The mayor and the cast of critics whispering their loaded agenda into his ear have artfully misrepresented the facility’s true financial impact.

Just Friday, in another news publication, the mayor was linked again to the claim that Covelli costs the city $900,000 per year.

That number is as mythical to the city as its restaurant inspections.

The highest the Covelli interest payment ever became was $818,720 in 2007.

It was as low as $579,925 in 2011.

In that same 2011, the city also made its first principal payment on the $11.9 million loan — about $275,000 — to make for a grand total of $840,000.

All of those numbers are substantial. And ownership opponents, such as the mayor, make the costs look worse when they hyperventilate on them — and do so while not including city revenues from Covelli.

Ticket taxes, income taxes, operational surpluses, downtown businesses’ revenues, etc.

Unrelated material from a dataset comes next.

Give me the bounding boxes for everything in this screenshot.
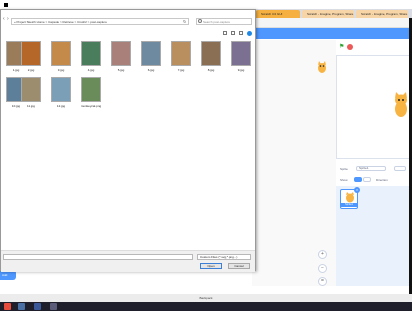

Add all of those up, and there is no $900,000 cost to the city.

Further aggravating is that the mayor did not acknowledge in the Friday news report that this year — in interest and in principal — the city will pay just $413,250 to own the Covelli, and that the facility will make a true, honest profit this year.

He just wants to keep pounding the drum of these mythical costs.

In costs, there are gains.

It’s not just Sam Covelli’s $10 million to OSU that the mayor should measure.

He should add up all the corporate-suite holders and facility sponsors — and their collective revenue and potential downtown investment interest. They, like Covelli, bought into the facility for goodwill more so than for good investment, says Ryan, who believes those groups would, like Covelli, lose interest if the facility was leased to a private group.

“A change now would be a step backward. We invested, and others invested in the arena because it was a way to support the city and the Valley,” Ryan said. “If that changes, that would certainly give us reservations going forward.”

There’s a study due out soon on the facility. It will be interesting to see which reality it shows — Covelli’s reality or the mayor’s reality.

I’ve said that putting Covelli on the market when it is on an up trend is not a bad idea.

But the mayor’s packaging of Covelli as bad for the city is bad salesmanship.

Further, the desperation in his message conveys that it’s a “get-rid-of-this-to-anybody” approach. We had “anybody” when the place first opened, and it was run at a huge loss.

In continuing to participate in stories and opinions that “the Covelli is a $900,000 cost to the city” shows a mayoral stubbornness that has to make you wonder:

Is he viable as a four-year developer of the city which he now is considering, or better being just the two-year whip-cracker that he initially pledged he would be in 2011?

Building up a city is more than tearing down houses and egos.